La Rochefoucauld: Über das Lob

La Rochefoucauld: Über das Lob

Vor über 350 Jahren, im Jahre 1664 also, entschied der Herzog von La Rochefoucauld, Prinz von Marcillac und Pair von Frankreich, einige seiner Einsichten zusammenzustellen und sie unter dem Titel „Réflexions ou sentences et maximes morales“ herauszugeben, eine gänzlich unvollständige Sammlung, die in den folgenden Jahren von 300 auf rund 500 Aphorismen anwachsen sollte, welche – nicht nur wegen des Umfangs – zahllose Leser fanden, die endlich wissen wollten, was es mit den Maskeraden des Menschen auf sich habe und warum zuletzt niemandem über den Weg zu trauen sei. Keiner hat die Schlupfwinkel der Verstellung derart gründlich ausgeleuchtet wie La Rochefoucauld, dieser Rebell gegen den höfischen Zentralstaat und Mitkämpfer der Fronde gegen Mazarin, was ihm eine schwere Verletzung im Gesicht und den Verlust eines Auges eintrug, wodurch die Sehkraft des verbliebenen Auges jedoch derart geschärft wurde, daß ihm nichts mehr entgehen sollte. Noch eine Eloge auf seine Sentenzen- und Menschenbeobachtungskunst gerät in den Verdacht einer Maskerade, die La Rochefoucauld bereits unnachsichtig entlarvt hat.

„Man lobt ungern, und man lobt nie jemanden ohne Eigennutz. Lob ist eine listige, versteckte, feine Schmeichelei, die Spender und Empfänger anders befriedigt.

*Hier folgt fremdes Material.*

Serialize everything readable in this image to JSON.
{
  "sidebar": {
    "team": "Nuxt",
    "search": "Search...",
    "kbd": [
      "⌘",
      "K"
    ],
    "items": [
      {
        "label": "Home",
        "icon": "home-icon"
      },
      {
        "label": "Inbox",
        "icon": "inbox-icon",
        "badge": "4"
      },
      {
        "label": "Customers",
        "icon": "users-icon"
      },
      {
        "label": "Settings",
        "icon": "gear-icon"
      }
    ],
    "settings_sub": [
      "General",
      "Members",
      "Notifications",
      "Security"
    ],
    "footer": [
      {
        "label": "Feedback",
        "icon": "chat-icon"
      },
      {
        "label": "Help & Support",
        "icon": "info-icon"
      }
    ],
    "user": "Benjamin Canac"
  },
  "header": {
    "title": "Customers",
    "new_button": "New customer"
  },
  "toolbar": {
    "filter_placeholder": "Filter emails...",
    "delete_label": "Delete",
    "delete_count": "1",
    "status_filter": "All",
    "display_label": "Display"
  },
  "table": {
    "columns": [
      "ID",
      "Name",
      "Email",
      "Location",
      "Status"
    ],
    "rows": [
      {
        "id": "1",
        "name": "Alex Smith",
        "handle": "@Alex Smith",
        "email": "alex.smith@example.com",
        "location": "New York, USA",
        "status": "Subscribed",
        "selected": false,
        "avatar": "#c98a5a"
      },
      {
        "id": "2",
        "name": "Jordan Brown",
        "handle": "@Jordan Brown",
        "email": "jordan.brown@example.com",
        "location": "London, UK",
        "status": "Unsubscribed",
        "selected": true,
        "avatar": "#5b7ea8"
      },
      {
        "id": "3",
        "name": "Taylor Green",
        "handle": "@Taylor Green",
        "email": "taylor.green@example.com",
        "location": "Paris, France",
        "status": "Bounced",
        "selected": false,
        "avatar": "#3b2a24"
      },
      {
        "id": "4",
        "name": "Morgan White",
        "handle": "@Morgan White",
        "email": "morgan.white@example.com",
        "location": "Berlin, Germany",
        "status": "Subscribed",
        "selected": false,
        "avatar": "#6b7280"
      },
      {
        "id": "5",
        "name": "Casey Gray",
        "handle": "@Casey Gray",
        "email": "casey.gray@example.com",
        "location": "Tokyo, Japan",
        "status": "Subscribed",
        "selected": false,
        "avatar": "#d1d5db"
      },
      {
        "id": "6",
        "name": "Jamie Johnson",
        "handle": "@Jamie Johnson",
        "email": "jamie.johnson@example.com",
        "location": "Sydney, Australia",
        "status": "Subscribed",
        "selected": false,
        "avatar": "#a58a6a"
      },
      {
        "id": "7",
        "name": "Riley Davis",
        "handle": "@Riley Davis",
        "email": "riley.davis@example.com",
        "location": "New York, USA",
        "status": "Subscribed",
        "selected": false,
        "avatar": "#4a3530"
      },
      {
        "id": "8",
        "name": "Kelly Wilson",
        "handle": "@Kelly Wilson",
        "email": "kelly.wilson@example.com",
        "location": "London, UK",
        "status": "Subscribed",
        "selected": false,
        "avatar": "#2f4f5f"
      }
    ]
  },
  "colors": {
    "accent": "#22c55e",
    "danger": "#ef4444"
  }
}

Dieser nimmt sie als Preis für seine Verdienste an, und jener gibt sie, um seine Billigkeit und Urteilskraft ins rechte Licht zu setzen.

Wir wählen oft giftige Lobsprüche, die durch einen Gegenstoß Fehler an dem Gelobten hervorspringen lassen, die wir auf keine andere Art aufzudecken wagen.

Gewöhnlich lobt man, um gelobt zu werden.

Wenige Menschen sind weise genug, nützlichen Tadel verräterischem Lob vorzuziehen.

Es gibt lobenden Tadel und tadelndes Lob.

Lobsprüche ablehnen heißt, nochmals gelobt werden wollen.

Das Lob, das man uns erteilt, dient wenigstens dazu, uns in der Ausübung der Tugend zu stärken.“

(F.de La Rochefoucauld, Reflexionen oder moralische Sentenzen und Maximen)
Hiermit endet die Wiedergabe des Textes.